Another Bloody Email

Today has been a curious day.  I was tired.  I didn't sleep well last night and dragged myself into work feeling to be honest, utterly exhausted.  I awoke with a spasm in my neck which meant I could hardly turn my head.... A good start to the week.  I began the day on the phone to a chiropractor who saw me at 10.15am and as I write this, at 10pm I am in a much better place and able to move again.  He clearly worked miracles.  

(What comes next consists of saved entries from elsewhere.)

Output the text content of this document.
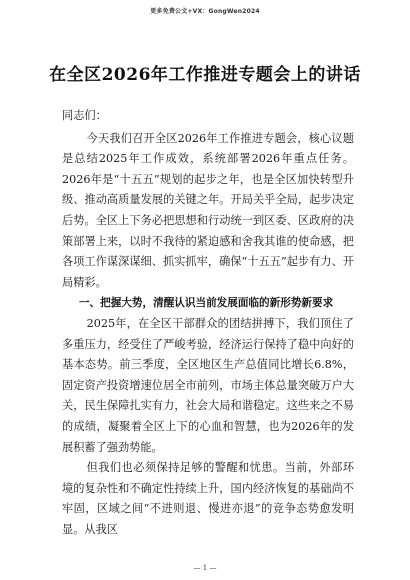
更多免费公文+VX：GongWen2024
在全区2026年工作推进专题会上的讲话

同志们：

今天我们召开全区2026年工作推进专题会，核心议题是总结2025年工作成效，系统部署2026年重点任务。2026年是“十五五”规划的起步之年，也是全区加快转型升级、推动高质量发展的关键之年。开局关乎全局，起步决定后势。全区上下务必把思想和行动统一到区委、区政府的决策部署上来，以时不我待的紧迫感和舍我其谁的使命感，把各项工作谋深谋细、抓实抓牢，确保“十五五”起步有力、开局精彩。

一、把握大势，清醒认识当前发展面临的新形势新要求

2025年，在全区干部群众的团结拼搏下，我们顶住了多重压力，经受住了严峻考验，经济运行保持了稳中向好的基本态势。前三季度，全区地区生产总值同比增长6.8%，固定资产投资增速位居全市前列，市场主体总量突破万户大关，民生保障扎实有力，社会大局和谐稳定。这些来之不易的成绩，凝聚着全区上下的心血和智慧，也为2026年的发展积蓄了强劲势能。

但我们也必须保持足够的警醒和忧患。当前，外部环境的复杂性和不确定性持续上升，国内经济恢复的基础尚不牢固，区域之间“不进则退、慢进亦退”的竞争态势愈发明显。从我区

— 1 —
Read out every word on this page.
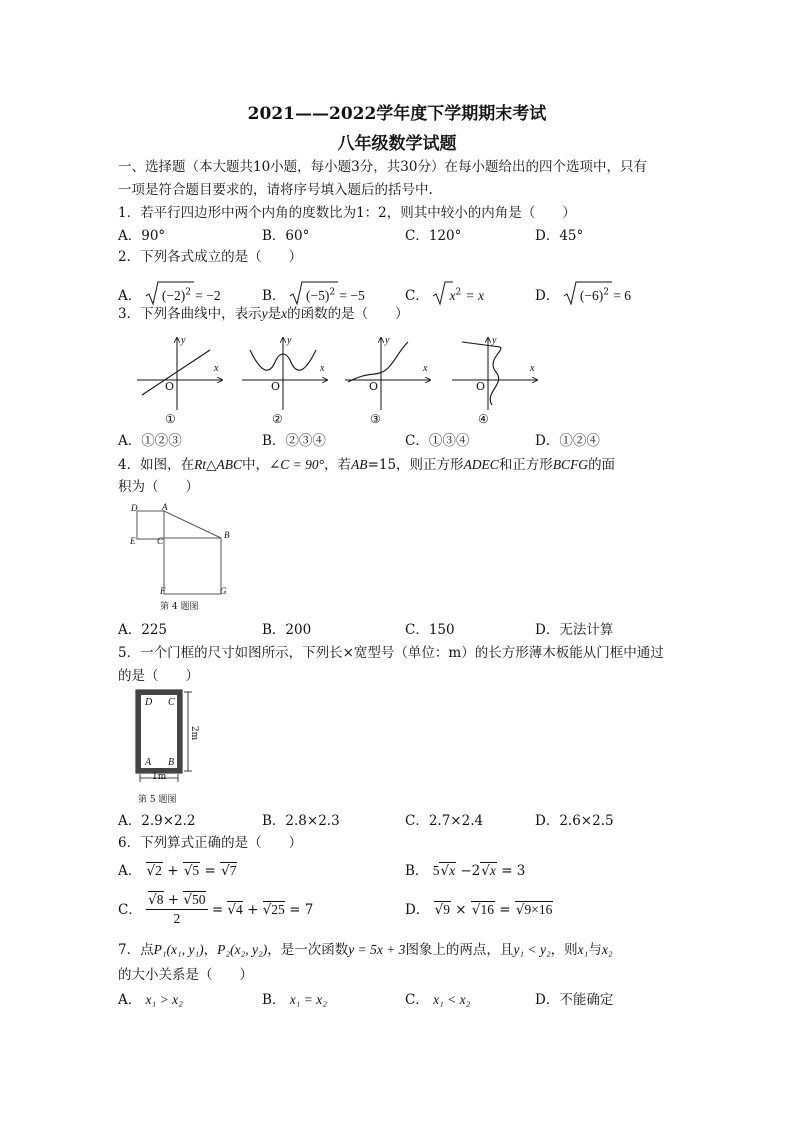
2021——2022学年度下学期期末考试
八年级数学试题
一、选择题（本大题共10小题，每小题3分，共30分）在每小题给出的四个选项中，只有
一项是符合题目要求的，请将序号填入题后的括号中.
1．若平行四边形中两个内角的度数比为1：2，则其中较小的内角是（　　）
A．90°	B．60°	C．120°	D．45°
2．下列各式成立的是（　　）
A． $(-2)^2 = -2$	B． $(-5)^2 = -5$	C． $x^2 = x$	D． $(-6)^2 = 6$
3．下列各曲线中，表示y是x的函数的是（　　）
x
y
O
x
y
O
x
y
O
x
y
O
①	②	③	④
A．①②③	B．②③④	C．①③④	D．①②④
4．如图，在Rt△ABC中，∠C = 90°，若AB=15，则正方形ADEC和正方形BCFG的面
积为（　　）
D	A
E C
B
F	G
第 4 题图
A．225	B．200	C．150	D．无法计算
5．一个门框的尺寸如图所示，下列长×宽型号（单位：m）的长方形薄木板能从门框中通过
的是（　　）
D C
A B
2m
1m
第 5 题图
A．2.9×2.2	B．2.8×2.3	C．2.7×2.4	D．2.6×2.5
6．下列算式正确的是（　　）
A． √2 + √5 = √7	B． 5√x −2√x = 3
C． $\frac{√8 + √50}{2} = √4 + √25 = 7$	D． √9 × √16 = √9×16
7．点P₁(x₁, y₁)，P₂(x₂, y₂)，是一次函数y = 5x + 3图象上的两点，且y₁ < y₂，则x₁与x₂
的大小关系是（　　）
A． x₁ > x₂	B． x₁ = x₂	C． x₁ < x₂	D．不能确定
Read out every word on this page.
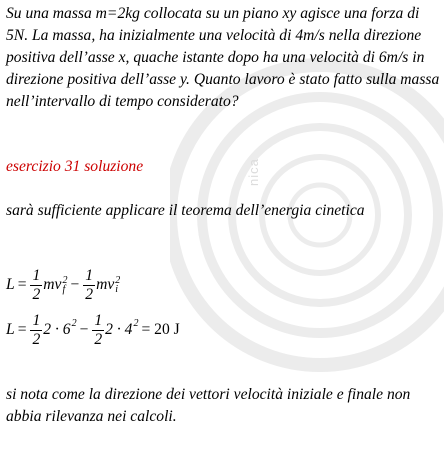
nica

Su una massa m=2kg collocata su un piano xy agisce una forza di 5N. La massa, ha inizialmente una velocità di 4m/s nella direzione positiva dell’asse x, quache istante dopo ha una velocità di 6m/s in direzione positiva dell’asse y. Quanto lavoro è stato fatto sulla massa nell’intervallo di tempo considerato?

esercizio 31 soluzione

sarà sufficiente applicare il teorema dell’energia cinetica

$L = \frac{1}{2}$ mv 2
$f - \frac{1}{2}$ mv 2
i
$L = \frac{1}{2} 2 \cdot 6$ $2 - \frac{1}{2} 2 \cdot 4$ 2 = 20 J

si nota come la direzione dei vettori velocità iniziale e finale non abbia rilevanza nei calcoli.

Today saw me working like a demon.  I have done a ton of work and been in a happy place.  I finished work and decided to meet up with some old girlfriends.  Ones who my ex would be utterly appalled about.  I was actually nervous to go.  One of them I know he hates with a passion and he has his reasons but either way, I was genuinely nervous about it.  But I went, I met the girls and I had fun.  His name was not even mentioned and for that I am grateful.  He is no longer a subject of conversation.  No air has been wasted on saying his name and it gave me an evening of freedom from it all.


Sadly, as I drove home, he spotted me in the car with a couple of my mates in the car.  I have now checked my email and have come home to an accusational email about what I have or have not been doing this evening.  Ultimately, it is none of his business and still he feels the need to dig at me, hurt me and accuse me of living my life in a way which he deems to be appropriate.  I chose my evening carefully.  I treaded carefully and I took the parts of my evening the way I wanted.  And still, I was unlucky enough to be watched, seen, stalked, I don't care which word you want to use, either way, he is too close to my life. 


I don't think I have said so far, he has moved 1 mile from my home.  He has a company set up (in my name for the moment) named after the name of my street.  I have a poetry blog which he decided was a good idea and he set up one which looks virtually identical.  He has copy-catted my life.  There are parts about how I run my life that he does in exactly the same way.  It is spooky, overwhelming and to be honest, rude.  I hate it.  He has never lived in this part of London before and I think he just does it to be near me.  I want him living far far away from here and I want his bitch of an ex wife as far away as possible.  


The pair of them are literally the nastiest pieces of work ever.  To think they are anywhere near my life, a life that took years of hard graft to build, makes me feel sick.  I am looking forward to the day when I wake up and don't care any more.  


I know time is a healer and I will get there.